I haven’t sent a Friday Email for several weeks and sometimes they just get a copy of what you all are getting on the Journey. But today we are flipping it around and YOU are getting a copy of my letter to them.
Dear friends,
It has been a few weeks since I sent a “Friday email” and I do apologize. I put a lot of energy into showing up five mornings a week for the blog, and that has been something I gave myself permission to skip on busier days and weeks this summer.
When I started this, I never missed because I was afraid if I stopped for a day I would not go back. I do better if I am diligent to stick to the schedule. Homework passes were not my friend because any stop in momentum usually means a stall at best and a reversal at worse for me.
But this summer I needed breathing space. I decided that it was okay if I didn’t have anything to say for a day or two, or if we had only so much time I wasn’t trying to cram in typing a note.
So I had to laugh when I read an inspirational writing about how we have a tendency to turn up the crank on busy-ness as the summer winds into autumn. The school and sports calendar can dictate our days as we embrace cooler temperatures and roll into the end of year Holiday extravaganza.
The writer suggested that we give ourselves permission to take pauses, rests, deep breaths and not rush into a barrage of activities.
So I have been pondering this.
We are given the same amount of hours in the day, every day and most of the time I have listed far too many things than I have hours or power to accomplish. I end up feeling rushed and frustrated and more focused on what didn’t get done than what did get done.
Some things are given and have to be done or attended. Plugging those in first and then adding in what can be conceivably done is probably the wise route to take.
Our son mentioned on his recent visit as we were discussing the need for adequate water intake and the stretching that our genetic makeup needs to avoid back pains, that if we think we are too busy in a day to stop and drink a glass of water or strengthen the muscles that keep us upright and strong then we are too busy.

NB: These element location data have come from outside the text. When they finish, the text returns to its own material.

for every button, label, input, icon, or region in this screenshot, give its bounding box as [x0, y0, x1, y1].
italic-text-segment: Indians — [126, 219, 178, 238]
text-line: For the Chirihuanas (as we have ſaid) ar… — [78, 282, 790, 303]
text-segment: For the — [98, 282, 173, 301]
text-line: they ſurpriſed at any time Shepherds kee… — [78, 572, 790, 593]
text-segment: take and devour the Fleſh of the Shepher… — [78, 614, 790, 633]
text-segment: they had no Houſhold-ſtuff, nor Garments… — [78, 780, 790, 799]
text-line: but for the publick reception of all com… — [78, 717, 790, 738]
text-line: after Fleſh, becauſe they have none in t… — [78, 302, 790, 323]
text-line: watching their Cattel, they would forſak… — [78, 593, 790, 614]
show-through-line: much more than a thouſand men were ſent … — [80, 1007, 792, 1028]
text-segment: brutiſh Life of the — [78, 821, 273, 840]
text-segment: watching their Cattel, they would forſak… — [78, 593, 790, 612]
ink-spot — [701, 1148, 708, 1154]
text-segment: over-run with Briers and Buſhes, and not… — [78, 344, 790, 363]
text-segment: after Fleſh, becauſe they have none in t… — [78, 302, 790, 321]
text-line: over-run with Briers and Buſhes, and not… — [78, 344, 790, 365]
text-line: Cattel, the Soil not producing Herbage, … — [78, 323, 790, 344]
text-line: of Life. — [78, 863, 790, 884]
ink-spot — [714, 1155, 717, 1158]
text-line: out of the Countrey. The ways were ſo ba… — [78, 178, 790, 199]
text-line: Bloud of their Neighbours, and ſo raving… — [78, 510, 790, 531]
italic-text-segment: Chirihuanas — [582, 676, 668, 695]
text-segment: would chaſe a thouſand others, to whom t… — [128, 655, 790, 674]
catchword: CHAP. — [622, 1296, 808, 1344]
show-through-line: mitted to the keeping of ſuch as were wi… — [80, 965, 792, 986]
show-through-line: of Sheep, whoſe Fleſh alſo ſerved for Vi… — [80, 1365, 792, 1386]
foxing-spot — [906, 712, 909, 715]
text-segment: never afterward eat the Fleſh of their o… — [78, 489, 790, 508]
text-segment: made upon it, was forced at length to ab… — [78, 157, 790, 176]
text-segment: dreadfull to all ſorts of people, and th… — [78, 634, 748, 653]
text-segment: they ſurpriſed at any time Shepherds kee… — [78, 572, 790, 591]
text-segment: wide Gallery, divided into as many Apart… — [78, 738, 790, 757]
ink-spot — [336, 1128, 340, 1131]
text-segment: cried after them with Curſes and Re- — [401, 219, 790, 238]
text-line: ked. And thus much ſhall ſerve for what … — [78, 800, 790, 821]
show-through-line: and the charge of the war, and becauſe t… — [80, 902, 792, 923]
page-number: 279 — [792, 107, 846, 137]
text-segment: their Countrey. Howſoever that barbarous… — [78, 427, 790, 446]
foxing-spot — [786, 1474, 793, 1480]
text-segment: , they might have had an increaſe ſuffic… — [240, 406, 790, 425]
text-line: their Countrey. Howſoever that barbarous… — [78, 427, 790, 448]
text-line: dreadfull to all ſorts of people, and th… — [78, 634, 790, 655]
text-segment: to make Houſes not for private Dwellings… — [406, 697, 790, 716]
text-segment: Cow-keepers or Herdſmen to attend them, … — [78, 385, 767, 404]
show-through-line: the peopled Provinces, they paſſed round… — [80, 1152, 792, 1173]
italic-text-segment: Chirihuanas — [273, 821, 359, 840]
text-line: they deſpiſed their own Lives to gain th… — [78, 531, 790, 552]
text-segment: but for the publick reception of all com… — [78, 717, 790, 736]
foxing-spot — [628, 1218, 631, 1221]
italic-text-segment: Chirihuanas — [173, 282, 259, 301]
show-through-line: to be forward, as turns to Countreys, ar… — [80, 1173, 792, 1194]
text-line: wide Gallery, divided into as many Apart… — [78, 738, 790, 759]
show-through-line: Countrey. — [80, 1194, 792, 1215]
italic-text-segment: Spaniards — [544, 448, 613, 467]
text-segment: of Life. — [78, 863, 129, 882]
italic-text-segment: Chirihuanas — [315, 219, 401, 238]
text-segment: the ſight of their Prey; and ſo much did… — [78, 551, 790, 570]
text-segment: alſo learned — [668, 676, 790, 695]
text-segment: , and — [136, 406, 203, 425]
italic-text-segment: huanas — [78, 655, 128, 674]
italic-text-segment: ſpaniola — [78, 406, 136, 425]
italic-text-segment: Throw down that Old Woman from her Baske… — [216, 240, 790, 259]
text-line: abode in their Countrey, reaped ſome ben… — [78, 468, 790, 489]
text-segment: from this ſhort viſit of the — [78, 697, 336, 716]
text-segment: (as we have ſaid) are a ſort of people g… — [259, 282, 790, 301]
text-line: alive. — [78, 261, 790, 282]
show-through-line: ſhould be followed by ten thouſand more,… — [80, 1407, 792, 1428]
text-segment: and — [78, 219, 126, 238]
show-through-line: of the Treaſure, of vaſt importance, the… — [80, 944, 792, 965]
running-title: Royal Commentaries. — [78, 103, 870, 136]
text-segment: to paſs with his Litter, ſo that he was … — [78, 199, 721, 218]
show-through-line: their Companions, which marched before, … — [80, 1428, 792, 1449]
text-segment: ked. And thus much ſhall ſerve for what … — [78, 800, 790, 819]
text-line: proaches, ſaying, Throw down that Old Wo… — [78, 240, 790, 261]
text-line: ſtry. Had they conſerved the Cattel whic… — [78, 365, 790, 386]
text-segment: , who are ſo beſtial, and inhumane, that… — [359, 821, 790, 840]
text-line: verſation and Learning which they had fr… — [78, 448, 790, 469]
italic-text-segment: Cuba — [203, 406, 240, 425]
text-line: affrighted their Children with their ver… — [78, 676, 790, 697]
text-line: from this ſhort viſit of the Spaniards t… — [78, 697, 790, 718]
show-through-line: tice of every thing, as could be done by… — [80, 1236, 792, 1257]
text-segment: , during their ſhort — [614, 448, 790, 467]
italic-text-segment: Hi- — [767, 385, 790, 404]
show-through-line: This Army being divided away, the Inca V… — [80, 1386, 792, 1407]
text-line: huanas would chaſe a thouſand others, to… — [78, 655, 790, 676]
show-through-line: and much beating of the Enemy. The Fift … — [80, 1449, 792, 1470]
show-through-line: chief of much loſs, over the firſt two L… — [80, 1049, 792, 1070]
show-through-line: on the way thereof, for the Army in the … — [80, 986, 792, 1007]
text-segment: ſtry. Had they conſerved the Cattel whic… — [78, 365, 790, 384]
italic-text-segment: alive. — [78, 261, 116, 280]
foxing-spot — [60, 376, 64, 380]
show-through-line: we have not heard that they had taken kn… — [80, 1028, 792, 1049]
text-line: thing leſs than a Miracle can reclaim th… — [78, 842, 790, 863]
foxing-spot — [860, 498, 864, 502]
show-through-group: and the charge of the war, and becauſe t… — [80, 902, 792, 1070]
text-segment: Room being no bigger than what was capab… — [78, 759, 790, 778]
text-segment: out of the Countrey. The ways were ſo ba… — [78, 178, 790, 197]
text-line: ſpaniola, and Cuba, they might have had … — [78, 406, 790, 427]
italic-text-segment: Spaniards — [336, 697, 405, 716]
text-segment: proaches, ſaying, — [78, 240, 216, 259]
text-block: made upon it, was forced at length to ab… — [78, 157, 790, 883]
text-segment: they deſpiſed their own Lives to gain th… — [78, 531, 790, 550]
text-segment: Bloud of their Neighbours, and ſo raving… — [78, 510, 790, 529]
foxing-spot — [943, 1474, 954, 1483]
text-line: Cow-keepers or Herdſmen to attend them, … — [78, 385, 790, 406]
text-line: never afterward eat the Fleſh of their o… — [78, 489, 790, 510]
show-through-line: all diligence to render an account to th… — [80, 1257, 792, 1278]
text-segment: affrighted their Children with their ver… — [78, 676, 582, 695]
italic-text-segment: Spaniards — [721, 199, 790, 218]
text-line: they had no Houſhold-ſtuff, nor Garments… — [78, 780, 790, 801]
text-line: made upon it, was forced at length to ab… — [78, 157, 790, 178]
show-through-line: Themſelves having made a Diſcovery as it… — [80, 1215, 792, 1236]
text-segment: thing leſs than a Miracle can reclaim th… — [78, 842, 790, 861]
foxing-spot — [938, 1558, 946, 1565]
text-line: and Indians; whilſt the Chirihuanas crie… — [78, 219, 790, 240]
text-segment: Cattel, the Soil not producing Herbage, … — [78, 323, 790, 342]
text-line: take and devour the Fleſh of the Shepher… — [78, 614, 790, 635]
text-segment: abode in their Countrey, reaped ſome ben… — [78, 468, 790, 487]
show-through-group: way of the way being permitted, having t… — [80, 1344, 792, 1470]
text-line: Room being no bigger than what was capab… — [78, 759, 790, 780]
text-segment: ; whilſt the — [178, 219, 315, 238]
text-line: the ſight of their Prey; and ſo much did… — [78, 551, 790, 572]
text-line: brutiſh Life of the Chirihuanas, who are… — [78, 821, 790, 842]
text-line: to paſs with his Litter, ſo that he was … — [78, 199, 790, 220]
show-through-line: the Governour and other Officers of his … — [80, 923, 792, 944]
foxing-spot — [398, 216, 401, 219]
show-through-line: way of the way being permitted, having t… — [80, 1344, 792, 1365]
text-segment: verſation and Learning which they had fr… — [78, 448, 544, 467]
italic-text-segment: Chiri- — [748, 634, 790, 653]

It is a daily prioritizing of what really needs to be done and making sure to step off of that gerbil wheel we have been running on and remind ourselves we are flesh and blood. Only human.
One of the exercises I learned at a writing clinic was to sit still for a minute and note with paper and pen or just in your head:
Five things you can see
Four things you can feel
Three things you can hear
Two things you can smell
One thing you can taste
It centers a person in the present instead of rambling around in your head and trying to sort out and come to terms with the past while making plans for and orchestrating the future.
We really only have the minutes that we are living in right now.
I encourage you to take some time today to just stop, breathe, drink some water, rest your eyes a bit and move again when refreshed. Try the activity above and perhaps just be thankful for each of the things you name.